W licznych krajach zachodnich samorządy aktywnie monitorują pracę lekarzy pod względem merytorycznym, sprawdzając realizację zaleceń. Pozwala to ograniczyć brak obiektywności w działaniu spowodowany przyjęciem korzyści materialnych od producentów leków lub sprzętu. Pozostaje jeszcze szara strefa w ocenie etycznej postępowania lekarza, gdy stosuje on leki zgodnie z zaleceniami, ale wybiera tylko preparaty firmy, od której otrzymuje korzyści finansowe.
Z prawnego punktu widzenia nie można tego kwestionować, ale pozostaje wątpliwość natury etycznej, którą, patrząc na polskie realia, mało kto podziela. Niestety, brak w środowisku lekarskim pogłębionej etycznej refleksji i uczciwej dyskusji na temat związków z przemysłem farmaceutycznym.
Enigmatyczne jest stwierdzenie, że lekarzowi nie wolno przyjmować korzyści od przedstawiciela medycznego, jeśli może to podważyć zaufanie do zawodu lekarza. Trzeba mieć dużą wyobraźnię, aby dociec, co autorzy mieli na myśli. W dzisiejszym, jakże liberalnym, świecie zawsze można posądzić obrońcę zasad etycznych o konserwatyzm, staroświeckość, kołtuństwo czy brak tolerancji.
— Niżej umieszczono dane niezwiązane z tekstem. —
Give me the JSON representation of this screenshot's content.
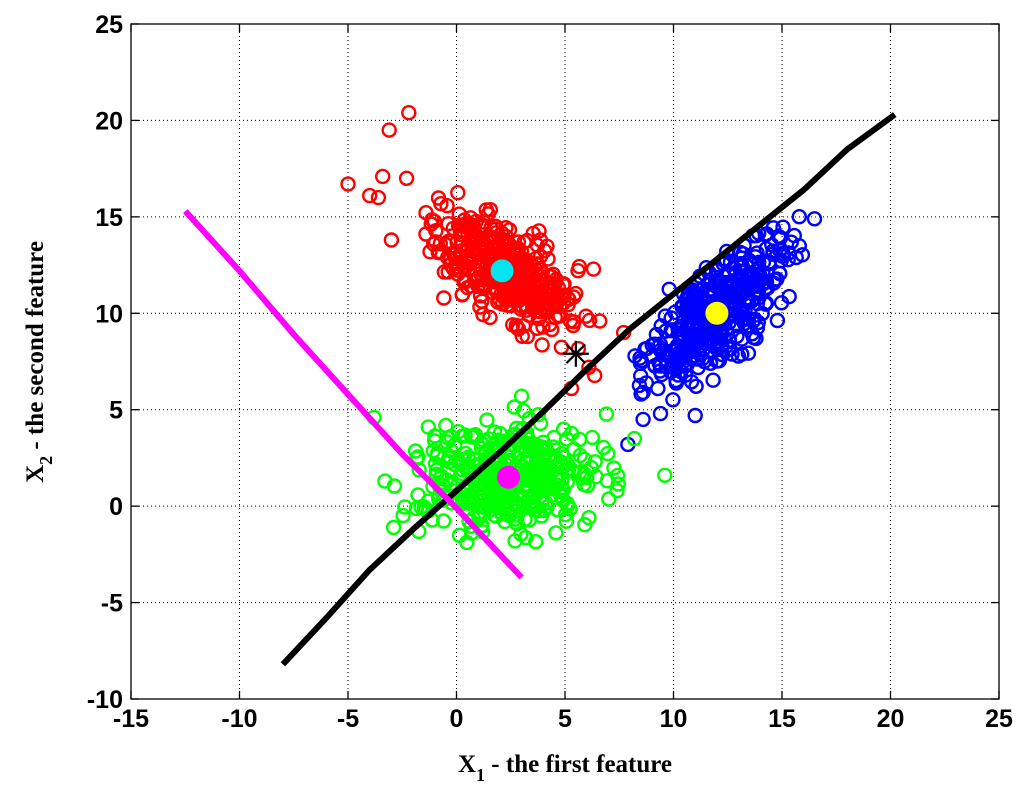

Warto jednak zapytać, czy izba lekarska wszczęłaby postępowanie w stosunku do lekarzy, którzy skorzystali z usług agencji towarzyskich na koszt firmy farmaceutycznej? Czy takie postępowanie nie podważa zaufania do zawodu? Media, które często kłamią i są nierzetelne, ukazywały swego czasu, jak nieprzyzwoicie daleko posunęli się lekarze w przyjmowaniu korzyści od przedstawicieli firm farmaceutycznych. Gwoli prawdy inicjatywa na ogół wychodziła od przemysłu, który przed wprowadzeniem prawnych ograniczeń proponował coraz bardziej atrakcyjne, wyrafinowane i kosztowne formy korzyści. Lekarze wykazywali się raczej słabością charakteru, jeśli nie potrafili odmówić. Niestety, rzadko argument o podważaniu zaufania do zawodu lekarza jest hamulcem podejmowanych działań. Rozważania te wskazują, jak ważną rolę w medycynie odgrywa sumienie.